It was hard to say who was being put to the test more at UCLA's Schoenberg Hall on Saturday night -- Anonymous 4, or their fans.
Rather than remain on their comfortable, usually soothing Middle Ages turf, the four female singers leaped forward several centuries -- yes, even into the 20th and 21st -- in a Christmas program titled "Wolcum Yule."
Clearly a lot of thought went into the carefully conceived, symmetrical organization of material. Expertly accompanied by Alyssa Reit on a small Celtic harp on most numbers, the Anons divided the first half into four sequences in which each collection of traditional carols from the British Isles was topped off by a contemporary composition.
Within the sequences were subdivisions -- harp interludes, solo features for each singer -- and recurring subjects (parts of the Scottish poem "Balulalow" were heard in no less than three settings throughout the evening).
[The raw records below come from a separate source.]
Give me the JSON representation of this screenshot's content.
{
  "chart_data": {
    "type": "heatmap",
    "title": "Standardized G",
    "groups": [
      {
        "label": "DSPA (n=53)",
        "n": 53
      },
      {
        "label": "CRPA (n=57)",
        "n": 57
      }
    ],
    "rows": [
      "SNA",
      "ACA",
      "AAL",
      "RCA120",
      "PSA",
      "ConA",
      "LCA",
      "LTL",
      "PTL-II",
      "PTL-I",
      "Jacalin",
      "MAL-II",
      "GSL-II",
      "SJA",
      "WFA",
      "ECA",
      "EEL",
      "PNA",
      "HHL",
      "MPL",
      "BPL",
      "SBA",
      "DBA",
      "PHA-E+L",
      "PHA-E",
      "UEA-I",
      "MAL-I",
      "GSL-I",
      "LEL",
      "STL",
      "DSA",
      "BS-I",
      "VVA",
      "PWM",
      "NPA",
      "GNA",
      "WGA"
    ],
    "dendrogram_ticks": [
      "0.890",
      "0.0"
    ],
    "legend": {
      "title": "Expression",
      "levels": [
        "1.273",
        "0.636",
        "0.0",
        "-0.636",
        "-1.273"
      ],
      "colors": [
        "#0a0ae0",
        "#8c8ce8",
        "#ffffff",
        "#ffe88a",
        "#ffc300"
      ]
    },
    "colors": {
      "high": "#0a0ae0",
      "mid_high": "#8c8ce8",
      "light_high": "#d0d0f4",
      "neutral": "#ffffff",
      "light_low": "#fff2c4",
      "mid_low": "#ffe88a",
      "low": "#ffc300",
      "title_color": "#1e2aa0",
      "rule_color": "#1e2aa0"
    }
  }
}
Of the newer material, the most startling departure from the Anonymous norm was Peter Maxwell Davies' "A Calendar of Kings," full of jarring, clashing harmonies and a haunted tone that set off some murmuring in the audience afterward.
Ultimately, the most lasting impression of the program was left by the endlessly inventive Benjamin Britten, whose exquisite "A New Year Carol" ended the first half and provided a foretaste of "A Ceremony of Carols" -- itself based upon medieval texts -- after intermission.
Though Britten wrote "Ceremony" with a boys' choir in mind, Anonymous 4 offered a less-innocent-sounding yet viable alternative, with sometimes swiftly paced, surprisingly impassioned results.